Gas companies are hoping that the situation will ease somewhat by late October or November when the Algerian plants and EXXONMOBIL are back online.

What about new sources?
There have been several announcements in the past 18 months of new capacity to be added. Firstly, BOC is going to build a 150 million SCF per year helium facility in northwest Australia. The plant is planned for July 2008 start-up and will be geared to supplying Australia and the Far East market.

There are also plans to expand output in the US by Air Products but details have not been announced. There have been plans to build a new facility in Ridgeway
on the Arizona/New Mexico border. These plans have not progressed further and are dependent on the recovery and use of CO2 for enhanced oil recovery.

The Russian helium player Cryor announced plans to build a new facility in the East Siberian area where additional natural gas reserves with contained helium
can be exploited. However, gas companies do not expect this to come on-stream before 2009. It is interesting to note that because of its very remote location,
liquid helium will be shipped in rail cars.

Spiritus believes that due to the current supply crunch gas companies will wait and observe the demand trends over the next few years, and ensure that the current plants and new facilities are up and running consistently before determining whether to invest in further production capacity.

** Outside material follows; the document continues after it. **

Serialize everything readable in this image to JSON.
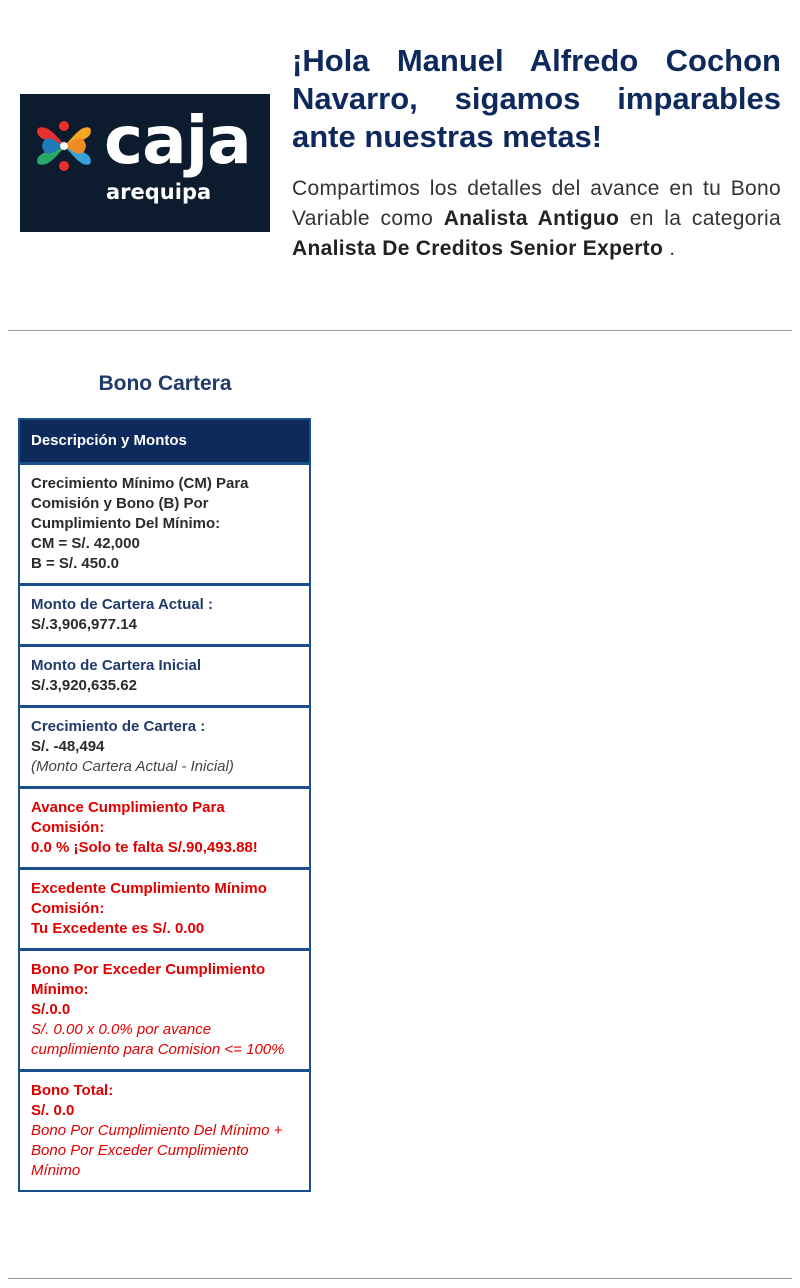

Where does that leave pricing?
The pricing structure for Helium is very much to do with the cost of crude helium before it is refined and liquefied rather than determined by market dynamics. Most helium is associated with natural gas fields and therefore the crude availability is not generally owned by industrial gas companies but by the oil and natural gas companies. These companies set the initial pricing structures by demanding value for the crude product before refining. It is worth noting that as new sources of helium are developed, the return the oil companies
want for the crude continues to increase.

In addition, the US Government has huge strategic reserves of crude helium which are managed by the BLM. However, the price of the crude helium owned by the BLM continues to increase due to a formula linked to the consumer price index. At present 1000 SCF of BLM crude helium costs $56.50 and this will increase to $58.75 in October 2006.

So even if the current tight supply/demand position improves over the coming six months it is unlikely that there will be any downward movement in prices for the
foreseeable future, despite the increase in competitive dynamics with the entry of TNSC in the primary supply market.